The construction site is as far as possible from the island’s capital, Mytilene, and its tourist resorts. Barbed wire keeps intruders out. A private security firm is now guarding the entrance 24 hours a day after protesters set fire to construction machinery in February.

“It’s the worst possible place to build the camp,” Yiorgos Dinos, leader of the firefighters’ union in the region, told AFP.

“If a fire breaks out there, it will burn down half the island.”

According to local community leaders, Greece’s propensity for wildfires and a worrying history of fires at other camps make the new facility – on the edge of a dense pine forest in the middle of nowhere – a potential hazard on a large scale.

“We have so many examples of what can happen to a forest in the event of a fire in adverse weather conditions,” says Christos Tsivgoulis, leader of Komi, one of six communities opposed to the project.

– safety precautions –

The Migration Ministry insists that the new camp be fitted with the “most advanced” fire protection devices available and be built 20 meters (22 yards) from the nearest tree line.

“We are also developing artificial intelligence fire sensors in cooperation with the European Union,” a ministry official told AFP.

High temperatures and strong winds cause forest fires every summer in Greece, especially on islands where the rugged landscape poses an additional obstacle for firefighters.

Scientists say climate change has increased the frequency and intensity of fires in recent years.

Europe’s largest refugee camp, Moria, also on Lesvos, was completely destroyed by fire in 2020.
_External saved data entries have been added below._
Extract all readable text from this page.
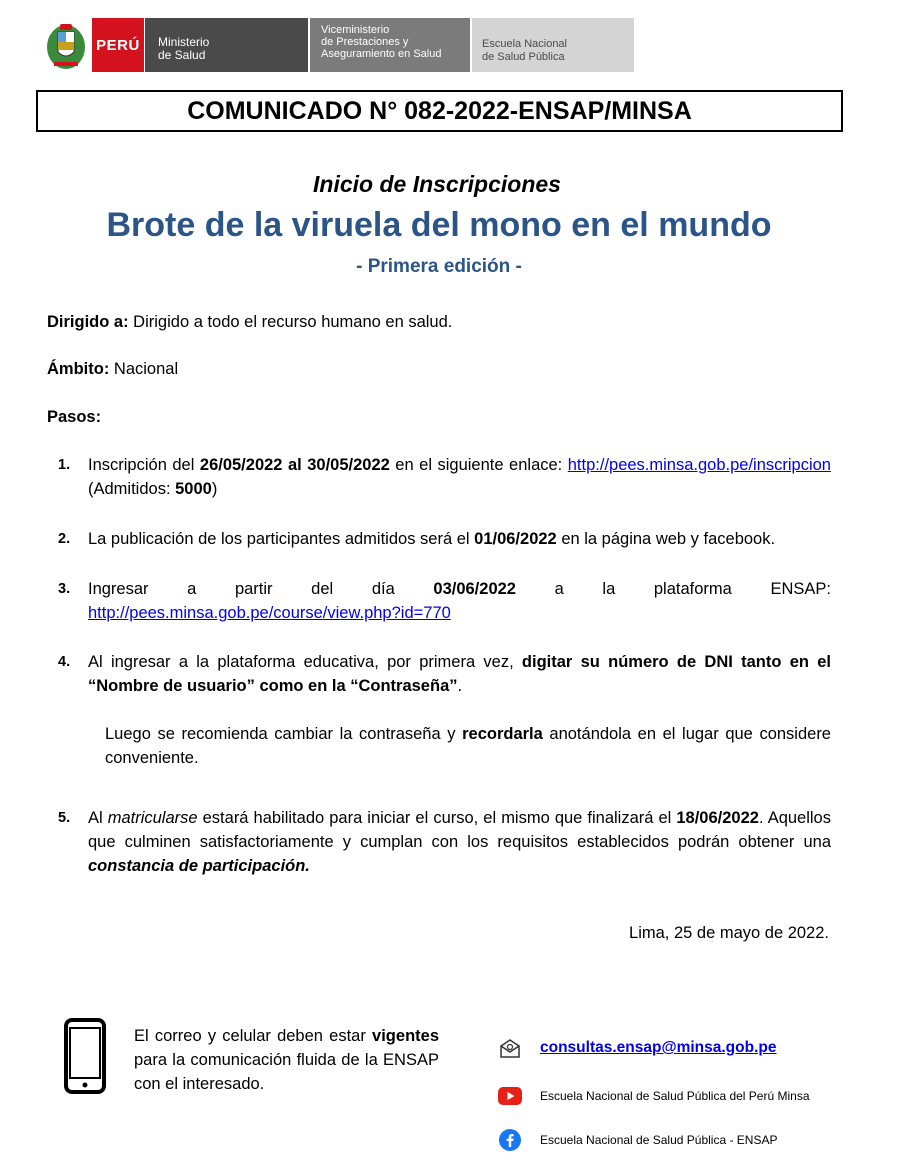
PERÚ	Ministerio
de Salud
Viceministerio
de Prestaciones y
Aseguramiento en Salud
Escuela Nacional
de Salud Pública
COMUNICADO N° 082-2022-ENSAP/MINSA
Inicio de Inscripciones
Brote de la viruela del mono en el mundo
- Primera edición -
Dirigido a: Dirigido a todo el recurso humano en salud.
Ámbito: Nacional
Pasos:
1. Inscripción del 26/05/2022 al 30/05/2022 en el siguiente enlace: http://pees.minsa.gob.pe/inscripcion (Admitidos: 5000)
2. La publicación de los participantes admitidos será el 01/06/2022 en la página web y facebook.
3. Ingresar a partir del día 03/06/2022 a la plataforma ENSAP: http://pees.minsa.gob.pe/course/view.php?id=770
4. Al ingresar a la plataforma educativa, por primera vez, digitar su número de DNI tanto en el “Nombre de usuario” como en la “Contraseña”.
Luego se recomienda cambiar la contraseña y recordarla anotándola en el lugar que considere conveniente.
5. Al matricularse estará habilitado para iniciar el curso, el mismo que finalizará el 18/06/2022. Aquellos que culminen satisfactoriamente y cumplan con los requisitos establecidos podrán obtener una constancia de participación.
Lima, 25 de mayo de 2022.
El correo y celular deben estar vigentes para la comunicación fluida de la ENSAP con el interesado.
consultas.ensap@minsa.gob.pe
Escuela Nacional de Salud Pública del Perú Minsa
Escuela Nacional de Salud Pública - ENSAP
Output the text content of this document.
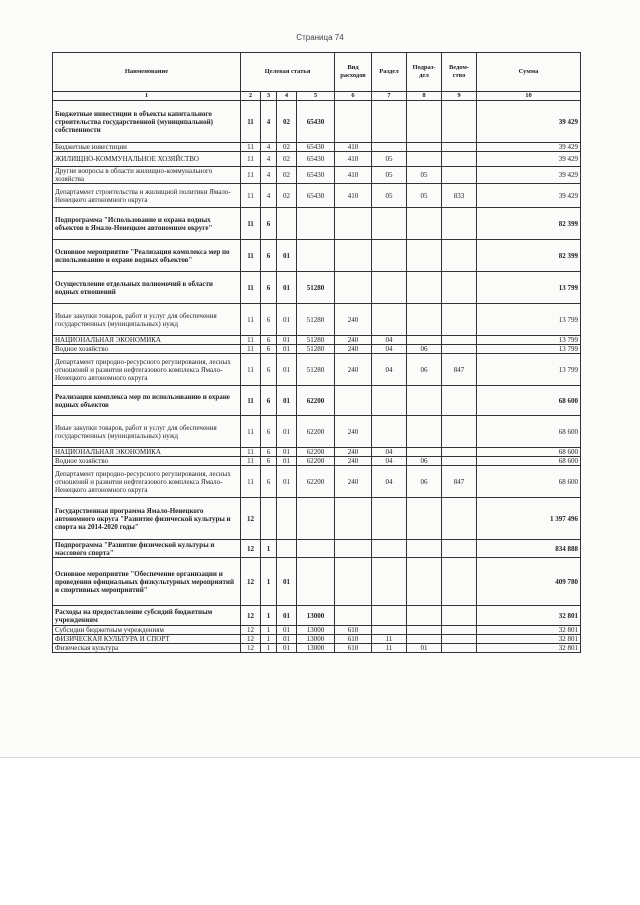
Страница 74
Наименование	Целевая статья				Вид расходов	Раздел	Подраз-дел	Ведом-ство	Сумма
1	2	3	4	5	6	7	8	9	10
Бюджетные инвестиции в объекты капитального строительства государственной (муниципальной) собственности	11	4	02	65430					39 429
Бюджетные инвестиции	11	4	02	65430	410				39 429
ЖИЛИЩНО-КОММУНАЛЬНОЕ ХОЗЯЙСТВО	11	4	02	65430	410	05			39 429
Другие вопросы в области жилищно-коммунального хозяйства	11	4	02	65430	410	05	05		39 429
Департамент строительства и жилищной политики Ямало-Ненецкого автономного округа	11	4	02	65430	410	05	05	833	39 429
Подпрограмма "Использование и охрана водных объектов в Ямало-Ненецком автономном округе"	11	6							82 399
Основное мероприятие "Реализация комплекса мер по использованию и охране водных объектов"	11	6	01						82 399
Осуществление отдельных полномочий в области водных отношений	11	6	01	51280					13 799
Иные закупки товаров, работ и услуг для обеспечения государственных (муниципальных) нужд	11	6	01	51280	240				13 799
НАЦИОНАЛЬНАЯ ЭКОНОМИКА	11	6	01	51280	240	04			13 799
Водное хозяйство	11	6	01	51280	240	04	06		13 799
Департамент природно-ресурсного регулирования, лесных отношений и развития нефтегазового комплекса Ямало-Ненецкого автономного округа	11	6	01	51280	240	04	06	847	13 799
Реализация комплекса мер по использованию и охране водных объектов	11	6	01	62200					68 600
Иные закупки товаров, работ и услуг для обеспечения государственных (муниципальных) нужд	11	6	01	62200	240				68 600
НАЦИОНАЛЬНАЯ ЭКОНОМИКА	11	6	01	62200	240	04			68 600
Водное хозяйство	11	6	01	62200	240	04	06		68 600
Департамент природно-ресурсного регулирования, лесных отношений и развития нефтегазового комплекса Ямало-Ненецкого автономного округа	11	6	01	62200	240	04	06	847	68 600
Государственная программа Ямало-Ненецкого автономного округа "Развитие физической культуры и спорта на 2014-2020 годы"	12								1 397 496
Подпрограмма "Развитие физической культуры и массового спорта"	12	1							834 888
Основное мероприятие "Обеспечение организации и проведения официальных физкультурных мероприятий и спортивных мероприятий"	12	1	01						409 780
Расходы на предоставление субсидий бюджетным учреждениям	12	1	01	13000					32 801
Субсидии бюджетным учреждениям	12	1	01	13000	610				32 801
ФИЗИЧЕСКАЯ КУЛЬТУРА И СПОРТ	12	1	01	13000	610	11			32 801
Физическая культура	12	1	01	13000	610	11	01		32 801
At that time, Moria was home to more than 10,000 people. Most of them slept outdoors under makeshift shelters.

Last month, a community tent for 150 people burned down in Moria’s temporary replacement for Mavrovouni, which is currently home to around 1,100 people.

On Tuesday, two 18-year-old Afghan asylum seekers were sentenced on appeal to four years in prison for setting the fire in Moria. Four other Afghans were sentenced to ten years in prison last June.
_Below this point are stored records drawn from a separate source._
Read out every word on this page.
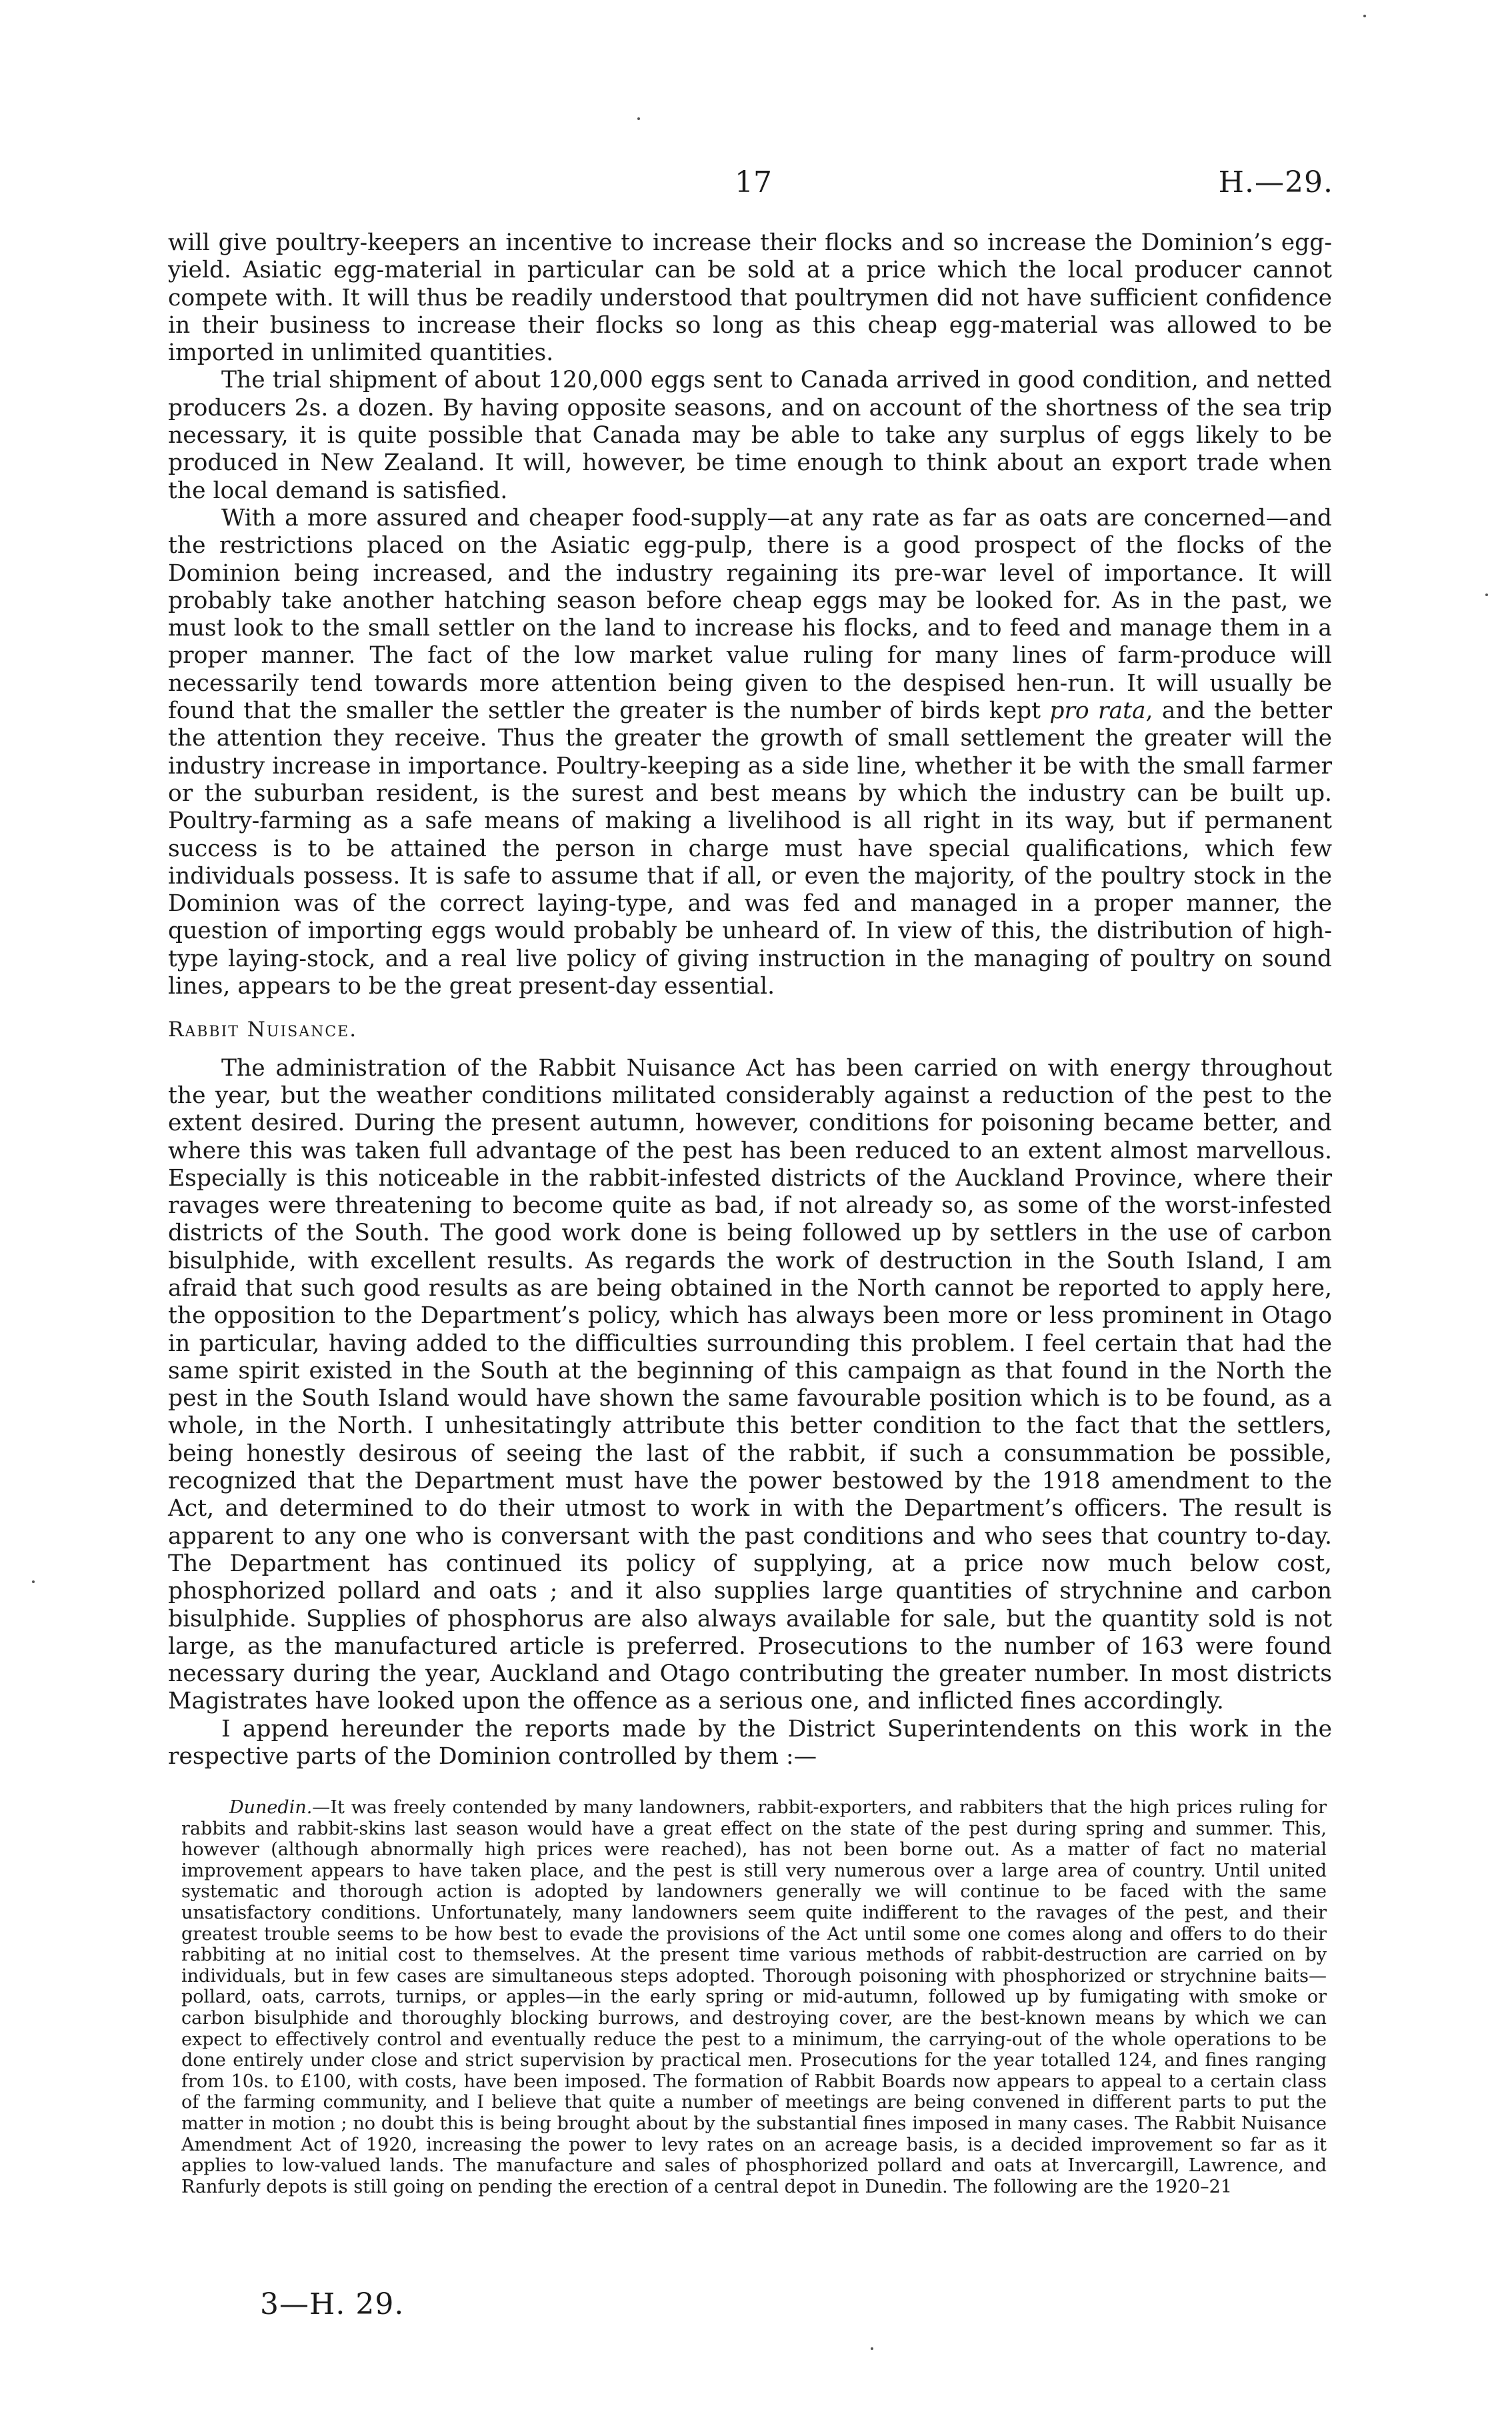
17	H.—29.

will give poultry-keepers an incentive to increase their flocks and so increase the Dominion’s egg-yield. Asiatic egg-material in particular can be sold at a price which the local producer cannot compete with. It will thus be readily understood that poultrymen did not have sufficient confidence in their business to increase their flocks so long as this cheap egg-material was allowed to be imported in unlimited quantities.

The trial shipment of about 120,000 eggs sent to Canada arrived in good condition, and netted producers 2s. a dozen. By having opposite seasons, and on account of the shortness of the sea trip necessary, it is quite possible that Canada may be able to take any surplus of eggs likely to be produced in New Zealand. It will, however, be time enough to think about an export trade when the local demand is satisfied.

With a more assured and cheaper food-supply—at any rate as far as oats are concerned—and the restrictions placed on the Asiatic egg-pulp, there is a good prospect of the flocks of the Dominion being increased, and the industry regaining its pre-war level of importance. It will probably take another hatching season before cheap eggs may be looked for. As in the past, we must look to the small settler on the land to increase his flocks, and to feed and manage them in a proper manner. The fact of the low market value ruling for many lines of farm-produce will necessarily tend towards more attention being given to the despised hen-run. It will usually be found that the smaller the settler the greater is the number of birds kept pro rata, and the better the attention they receive. Thus the greater the growth of small settlement the greater will the industry increase in importance. Poultry-keeping as a side line, whether it be with the small farmer or the suburban resident, is the surest and best means by which the industry can be built up. Poultry-farming as a safe means of making a livelihood is all right in its way, but if permanent success is to be attained the person in charge must have special qualifications, which few individuals possess. It is safe to assume that if all, or even the majority, of the poultry stock in the Dominion was of the correct laying-type, and was fed and managed in a proper manner, the question of importing eggs would probably be unheard of. In view of this, the distribution of high-type laying-stock, and a real live policy of giving instruction in the managing of poultry on sound lines, appears to be the great present-day essential.

Rabbit Nuisance.

The administration of the Rabbit Nuisance Act has been carried on with energy throughout the year, but the weather conditions militated considerably against a reduction of the pest to the extent desired. During the present autumn, however, conditions for poisoning became better, and where this was taken full advantage of the pest has been reduced to an extent almost marvellous. Especially is this noticeable in the rabbit-infested districts of the Auckland Province, where their ravages were threatening to become quite as bad, if not already so, as some of the worst-infested districts of the South. The good work done is being followed up by settlers in the use of carbon bisulphide, with excellent results. As regards the work of destruction in the South Island, I am afraid that such good results as are being obtained in the North cannot be reported to apply here, the opposition to the Department’s policy, which has always been more or less prominent in Otago in particular, having added to the difficulties surrounding this problem. I feel certain that had the same spirit existed in the South at the beginning of this campaign as that found in the North the pest in the South Island would have shown the same favourable position which is to be found, as a whole, in the North. I unhesitatingly attribute this better condition to the fact that the settlers, being honestly desirous of seeing the last of the rabbit, if such a consummation be possible, recognized that the Department must have the power bestowed by the 1918 amendment to the Act, and determined to do their utmost to work in with the Department’s officers. The result is apparent to any one who is conversant with the past conditions and who sees that country to-day. The Department has continued its policy of supplying, at a price now much below cost, phosphorized pollard and oats ; and it also supplies large quantities of strychnine and carbon bisulphide. Supplies of phosphorus are also always available for sale, but the quantity sold is not large, as the manufactured article is preferred. Prosecutions to the number of 163 were found necessary during the year, Auckland and Otago contributing the greater number. In most districts Magistrates have looked upon the offence as a serious one, and inflicted fines accordingly.

I append hereunder the reports made by the District Superintendents on this work in the respective parts of the Dominion controlled by them :—

Dunedin.—It was freely contended by many landowners, rabbit-exporters, and rabbiters that the high prices ruling for rabbits and rabbit-skins last season would have a great effect on the state of the pest during spring and summer. This, however (although abnormally high prices were reached), has not been borne out. As a matter of fact no material improvement appears to have taken place, and the pest is still very numerous over a large area of country. Until united systematic and thorough action is adopted by landowners generally we will continue to be faced with the same unsatisfactory conditions. Unfortunately, many landowners seem quite indifferent to the ravages of the pest, and their greatest trouble seems to be how best to evade the provisions of the Act until some one comes along and offers to do their rabbiting at no initial cost to themselves. At the present time various methods of rabbit-destruction are carried on by individuals, but in few cases are simultaneous steps adopted. Thorough poisoning with phosphorized or strychnine baits—pollard, oats, carrots, turnips, or apples—in the early spring or mid-autumn, followed up by fumigating with smoke or carbon bisulphide and thoroughly blocking burrows, and destroying cover, are the best-known means by which we can expect to effectively control and eventually reduce the pest to a minimum, the carrying-out of the whole operations to be done entirely under close and strict supervision by practical men. Prosecutions for the year totalled 124, and fines ranging from 10s. to £100, with costs, have been imposed. The formation of Rabbit Boards now appears to appeal to a certain class of the farming community, and I believe that quite a number of meetings are being convened in different parts to put the matter in motion ; no doubt this is being brought about by the substantial fines imposed in many cases. The Rabbit Nuisance Amendment Act of 1920, increasing the power to levy rates on an acreage basis, is a decided improvement so far as it applies to low-valued lands. The manufacture and sales of phosphorized pollard and oats at Invercargill, Lawrence, and Ranfurly depots is still going on pending the erection of a central depot in Dunedin. The following are the 1920–21

3—H. 29.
– “Completely unsuitable” –

Michael Bakas, a member of Greece’s Green Party, says that despite the presence of a dedicated firefighting team, “dozens” of fires have broken out around Moria in recent summers.

But Tsivgoulis, the local community representative, argues that the densely forested landscape around the new camp in Plati is more dangerous than Moria.
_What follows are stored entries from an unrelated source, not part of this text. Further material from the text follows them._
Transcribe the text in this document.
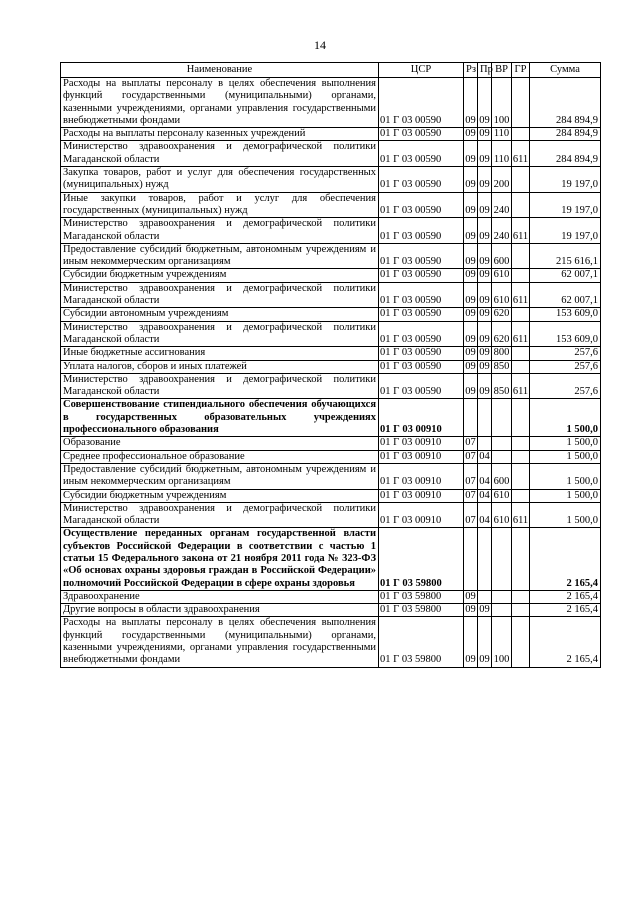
14
Наименование	ЦСР	Рз	Пр	ВР	ГР	Сумма
Расходы на выплаты персоналу в целях обеспечения выполнения функций государственными (муниципальными) органами, казенными учреждениями, органами управления государственными внебюджетными фондами	01 Г 03 00590	09	09	100		284 894,9
Расходы на выплаты персоналу казенных учреждений	01 Г 03 00590	09	09	110		284 894,9
Министерство здравоохранения и демографической политики Магаданской области	01 Г 03 00590	09	09	110	611	284 894,9
Закупка товаров, работ и услуг для обеспечения государственных (муниципальных) нужд	01 Г 03 00590	09	09	200		19 197,0
Иные закупки товаров, работ и услуг для обеспечения государственных (муниципальных) нужд	01 Г 03 00590	09	09	240		19 197,0
Министерство здравоохранения и демографической политики Магаданской области	01 Г 03 00590	09	09	240	611	19 197,0
Предоставление субсидий бюджетным, автономным учреждениям и иным некоммерческим организациям	01 Г 03 00590	09	09	600		215 616,1
Субсидии бюджетным учреждениям	01 Г 03 00590	09	09	610		62 007,1
Министерство здравоохранения и демографической политики Магаданской области	01 Г 03 00590	09	09	610	611	62 007,1
Субсидии автономным учреждениям	01 Г 03 00590	09	09	620		153 609,0
Министерство здравоохранения и демографической политики Магаданской области	01 Г 03 00590	09	09	620	611	153 609,0
Иные бюджетные ассигнования	01 Г 03 00590	09	09	800		257,6
Уплата налогов, сборов и иных платежей	01 Г 03 00590	09	09	850		257,6
Министерство здравоохранения и демографической политики Магаданской области	01 Г 03 00590	09	09	850	611	257,6
Совершенствование стипендиального обеспечения обучающихся в государственных образовательных учреждениях профессионального образования	01 Г 03 00910					1 500,0
Образование	01 Г 03 00910	07				1 500,0
Среднее профессиональное образование	01 Г 03 00910	07	04			1 500,0
Предоставление субсидий бюджетным, автономным учреждениям и иным некоммерческим организациям	01 Г 03 00910	07	04	600		1 500,0
Субсидии бюджетным учреждениям	01 Г 03 00910	07	04	610		1 500,0
Министерство здравоохранения и демографической политики Магаданской области	01 Г 03 00910	07	04	610	611	1 500,0
Осуществление переданных органам государственной власти субъектов Российской Федерации в соответствии с частью 1 статьи 15 Федерального закона от 21 ноября 2011 года № 323-ФЗ «Об основах охраны здоровья граждан в Российской Федерации» полномочий Российской Федерации в сфере охраны здоровья	01 Г 03 59800					2 165,4
Здравоохранение	01 Г 03 59800	09				2 165,4
Другие вопросы в области здравоохранения	01 Г 03 59800	09	09			2 165,4
Расходы на выплаты персоналу в целях обеспечения выполнения функций государственными (муниципальными) органами, казенными учреждениями, органами управления государственными внебюджетными фондами	01 Г 03 59800	09	09	100		2 165,4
“Moria was surrounded by an olive grove, olive trees don’t burn that easily, imagine what can happen in a pine forest,” Tsivgoulis said.

“During the summer months, locals are not allowed to enter at night due to the risk of fire. So how does the (migration) ministry ensure there are no accidents when hundreds come and go” to build the camp, he wonders.

“This is a completely unsuitable place to build a whole community,” adds Antonis Komlos, mayor of the Pighi community.

“With a spark, entire villages and crops could be lost,” he said.

There are also fears that the remote site, which can be reached by a rural road 15 kilometers (nine miles) from the nearest village in Bird’s Eye View and 30 kilometers from the island’s capital, Mytilene, will be difficult to evacuate in an emergency.

– ‘Far from our children’ –

With a capacity of 3,000, Plati is said to be the largest of five new camps the European Union has allocated a combined $296 million to Lesvos and four other Greek islands in the Aegean, where migrants arrive from neighboring Turkey.

The new camps are equipped with barbed wire fences, surveillance cameras, X-ray scanners and magnetic gates that close at night.

Mytilene Mayor Stratis Kytelis has described the camp as a “starting point” for the island to “finally leave the migration problem behind – far from Mytilene city, our children and our daily lives”.

But disagreements over location delayed the project for months, with various alternative locations being considered and discarded.

This week Kytelis said Plati was “the only solution to restore calm to the island”.

In a statement to AFP, he insisted authorities take “all (necessary) fire safety measures”.

Originally, the camp should have been completed last September.

An injunction against the project will be discussed later in June.

Completion is expected next year, the Migration Ministry source said.